Plus globalement, les instances internationales ont reconnu l'importance d'assurer la protection des DDH. En 1998, par exemple, l'ONU a ratifié la Déclaration des Nations Unies sur les défenseurs des droits de l'homme. La rapporteuse spéciale des Nations Unies sur la situation des défenseurs des droits de l'homme a, quant à elle, pour mandat de recommander des stratégies, afin de mieux protéger ces personnes. En 2004, c'est le Conseil de l'UE qui a adopté des Orientations sur les défenseurs des droits de l'homme. Plus récemment, l'OCDE a rajouté un chapitre sur les droits de l'homme dans les Principes directeurs de l'OCDE à l'intention des entreprises multinationales. Ces développements ont été accompagnés par une reconnaissance croissante du fait que les individus qui prennent la défense des groupes marginalisés ont le droit d'être protégés.
Instruments de protection insuffisants
Les DDH disposent donc d'un certain nombre d'instruments de protection. Pourtant, malgré ces efforts, dans de nombreux pays, on n'a guère pu observer d'amélioration significative quant à leurs conditions de travail. Les DDH travaillent dans des contextes politiques, culturels et économiques très divers, qui peuvent néanmoins avoir pour caractéristiques communes une absence de structures constitutionnelles et le règne d'une culture de l'impunité qui empêchent les victimes d'avoir accès à la justice et à une représentation légale adéquate. Dans de telles conditions, les DDH continuent d'être l'objet de multiples menaces et agressions, et des élites locales influentes élaborent continuellement des nouvelles stratégies pour les diffamer et les pénaliser.

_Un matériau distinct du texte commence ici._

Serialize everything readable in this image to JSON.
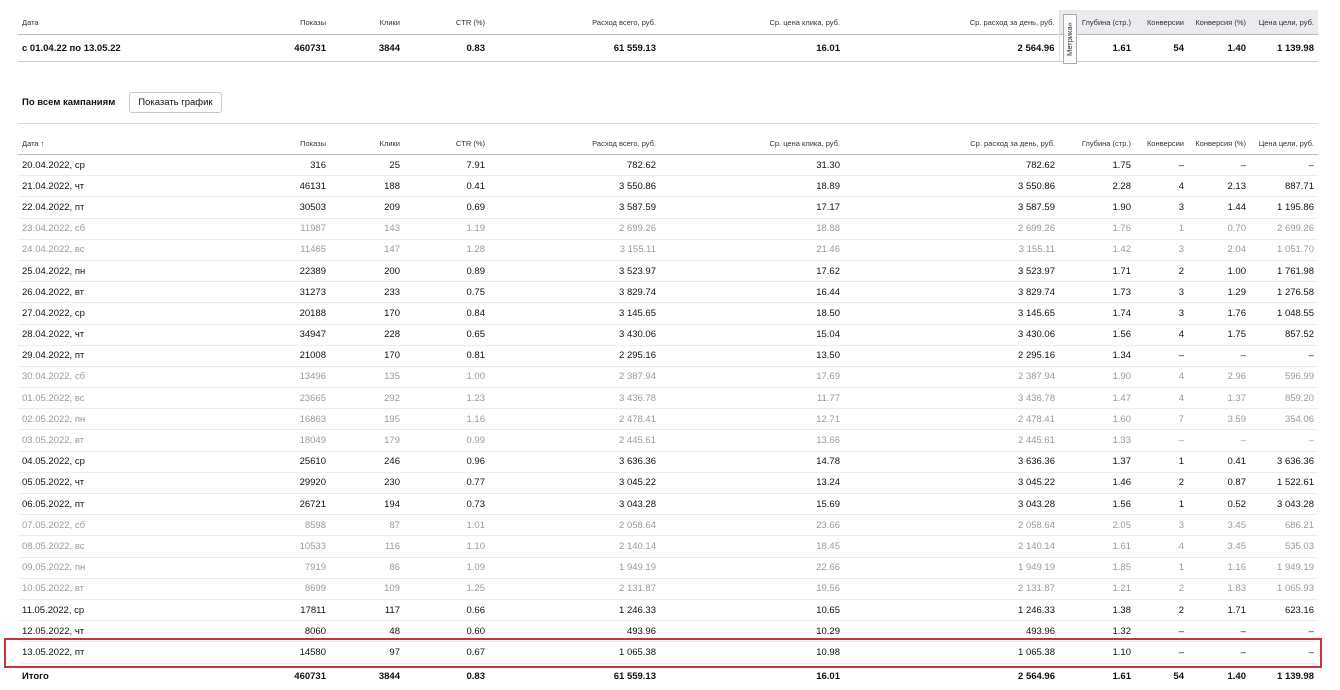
{
  "columns": [
    "Дата",
    "Показы",
    "Клики",
    "CTR (%)",
    "Расход всего, руб.",
    "Ср. цена клика, руб.",
    "Ср. расход за день, руб.",
    "Глубина (стр.)",
    "Конверсии",
    "Конверсия (%)",
    "Цена цели, руб."
  ],
  "metrika_label": "Метрика",
  "metrika_toggle": "«",
  "summary": {
    "row": [
      "с 01.04.22 по 13.05.22",
      "460731",
      "3844",
      "0.83",
      "61 559.13",
      "16.01",
      "2 564.96",
      "1.61",
      "54",
      "1.40",
      "1 139.98"
    ]
  },
  "controls": {
    "label": "По всем кампаниям",
    "button": "Показать график"
  },
  "detail": {
    "sort_arrow": "↑",
    "rows": [
      {
        "weekend": false,
        "cells": [
          "20.04.2022, ср",
          "316",
          "25",
          "7.91",
          "782.62",
          "31.30",
          "782.62",
          "1.75",
          "–",
          "–",
          "–"
        ]
      },
      {
        "weekend": false,
        "cells": [
          "21.04.2022, чт",
          "46131",
          "188",
          "0.41",
          "3 550.86",
          "18.89",
          "3 550.86",
          "2.28",
          "4",
          "2.13",
          "887.71"
        ]
      },
      {
        "weekend": false,
        "cells": [
          "22.04.2022, пт",
          "30503",
          "209",
          "0.69",
          "3 587.59",
          "17.17",
          "3 587.59",
          "1.90",
          "3",
          "1.44",
          "1 195.86"
        ]
      },
      {
        "weekend": true,
        "cells": [
          "23.04.2022, сб",
          "11987",
          "143",
          "1.19",
          "2 699.26",
          "18.88",
          "2 699.26",
          "1.76",
          "1",
          "0.70",
          "2 699.26"
        ]
      },
      {
        "weekend": true,
        "cells": [
          "24.04.2022, вс",
          "11465",
          "147",
          "1.28",
          "3 155.11",
          "21.46",
          "3 155.11",
          "1.42",
          "3",
          "2.04",
          "1 051.70"
        ]
      },
      {
        "weekend": false,
        "cells": [
          "25.04.2022, пн",
          "22389",
          "200",
          "0.89",
          "3 523.97",
          "17.62",
          "3 523.97",
          "1.71",
          "2",
          "1.00",
          "1 761.98"
        ]
      },
      {
        "weekend": false,
        "cells": [
          "26.04.2022, вт",
          "31273",
          "233",
          "0.75",
          "3 829.74",
          "16.44",
          "3 829.74",
          "1.73",
          "3",
          "1.29",
          "1 276.58"
        ]
      },
      {
        "weekend": false,
        "cells": [
          "27.04.2022, ср",
          "20188",
          "170",
          "0.84",
          "3 145.65",
          "18.50",
          "3 145.65",
          "1.74",
          "3",
          "1.76",
          "1 048.55"
        ]
      },
      {
        "weekend": false,
        "cells": [
          "28.04.2022, чт",
          "34947",
          "228",
          "0.65",
          "3 430.06",
          "15.04",
          "3 430.06",
          "1.56",
          "4",
          "1.75",
          "857.52"
        ]
      },
      {
        "weekend": false,
        "cells": [
          "29.04.2022, пт",
          "21008",
          "170",
          "0.81",
          "2 295.16",
          "13.50",
          "2 295.16",
          "1.34",
          "–",
          "–",
          "–"
        ]
      },
      {
        "weekend": true,
        "cells": [
          "30.04.2022, сб",
          "13496",
          "135",
          "1.00",
          "2 387.94",
          "17.69",
          "2 387.94",
          "1.90",
          "4",
          "2.96",
          "596.99"
        ]
      },
      {
        "weekend": true,
        "cells": [
          "01.05.2022, вс",
          "23665",
          "292",
          "1.23",
          "3 436.78",
          "11.77",
          "3 436.78",
          "1.47",
          "4",
          "1.37",
          "859.20"
        ]
      },
      {
        "weekend": true,
        "cells": [
          "02.05.2022, пн",
          "16863",
          "195",
          "1.16",
          "2 478.41",
          "12.71",
          "2 478.41",
          "1.60",
          "7",
          "3.59",
          "354.06"
        ]
      },
      {
        "weekend": true,
        "cells": [
          "03.05.2022, вт",
          "18049",
          "179",
          "0.99",
          "2 445.61",
          "13.66",
          "2 445.61",
          "1.33",
          "–",
          "–",
          "–"
        ]
      },
      {
        "weekend": false,
        "cells": [
          "04.05.2022, ср",
          "25610",
          "246",
          "0.96",
          "3 636.36",
          "14.78",
          "3 636.36",
          "1.37",
          "1",
          "0.41",
          "3 636.36"
        ]
      },
      {
        "weekend": false,
        "cells": [
          "05.05.2022, чт",
          "29920",
          "230",
          "0.77",
          "3 045.22",
          "13.24",
          "3 045.22",
          "1.46",
          "2",
          "0.87",
          "1 522.61"
        ]
      },
      {
        "weekend": false,
        "cells": [
          "06.05.2022, пт",
          "26721",
          "194",
          "0.73",
          "3 043.28",
          "15.69",
          "3 043.28",
          "1.56",
          "1",
          "0.52",
          "3 043.28"
        ]
      },
      {
        "weekend": true,
        "cells": [
          "07.05.2022, сб",
          "8598",
          "87",
          "1.01",
          "2 058.64",
          "23.66",
          "2 058.64",
          "2.05",
          "3",
          "3.45",
          "686.21"
        ]
      },
      {
        "weekend": true,
        "cells": [
          "08.05.2022, вс",
          "10533",
          "116",
          "1.10",
          "2 140.14",
          "18.45",
          "2 140.14",
          "1.61",
          "4",
          "3.45",
          "535.03"
        ]
      },
      {
        "weekend": true,
        "cells": [
          "09.05.2022, пн",
          "7919",
          "86",
          "1.09",
          "1 949.19",
          "22.66",
          "1 949.19",
          "1.85",
          "1",
          "1.16",
          "1 949.19"
        ]
      },
      {
        "weekend": true,
        "cells": [
          "10.05.2022, вт",
          "8699",
          "109",
          "1.25",
          "2 131.87",
          "19.56",
          "2 131.87",
          "1.21",
          "2",
          "1.83",
          "1 065.93"
        ]
      },
      {
        "weekend": false,
        "cells": [
          "11.05.2022, ср",
          "17811",
          "117",
          "0.66",
          "1 246.33",
          "10.65",
          "1 246.33",
          "1.38",
          "2",
          "1.71",
          "623.16"
        ]
      },
      {
        "weekend": false,
        "cells": [
          "12.05.2022, чт",
          "8060",
          "48",
          "0.60",
          "493.96",
          "10.29",
          "493.96",
          "1.32",
          "–",
          "–",
          "–"
        ]
      },
      {
        "weekend": false,
        "cells": [
          "13.05.2022, пт",
          "14580",
          "97",
          "0.67",
          "1 065.38",
          "10.98",
          "1 065.38",
          "1.10",
          "–",
          "–",
          "–"
        ]
      }
    ],
    "total": [
      "Итого",
      "460731",
      "3844",
      "0.83",
      "61 559.13",
      "16.01",
      "2 564.96",
      "1.61",
      "54",
      "1.40",
      "1 139.98"
    ]
  }
}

Cela pose évidemment un certain nombre de questions quant à l'efficacité des mécanismes de protection existants. Ces dernières années, les DDH et la communauté internationale ont donc procédé à un examen intensif de ces mécanismes. Un consensus s'est dégagé pour relever l'écart entre les recommandations faites aux Etats pour protéger les DDH et les effets concrets sur le terrain. On a également noté une préoccupation croissante par rapport aux représailles auxquelles doivent faire face les DDH qui coopèrent avec les organismes internationaux de défense des droits humains. La conférence organisée par PBI s'inscrivait dans cette perspective d'un examen critique des instruments existants de protection des DDH et avait pour but d'élaborer un certain nombre de recommandations concrètes pour améliorer ces instruments.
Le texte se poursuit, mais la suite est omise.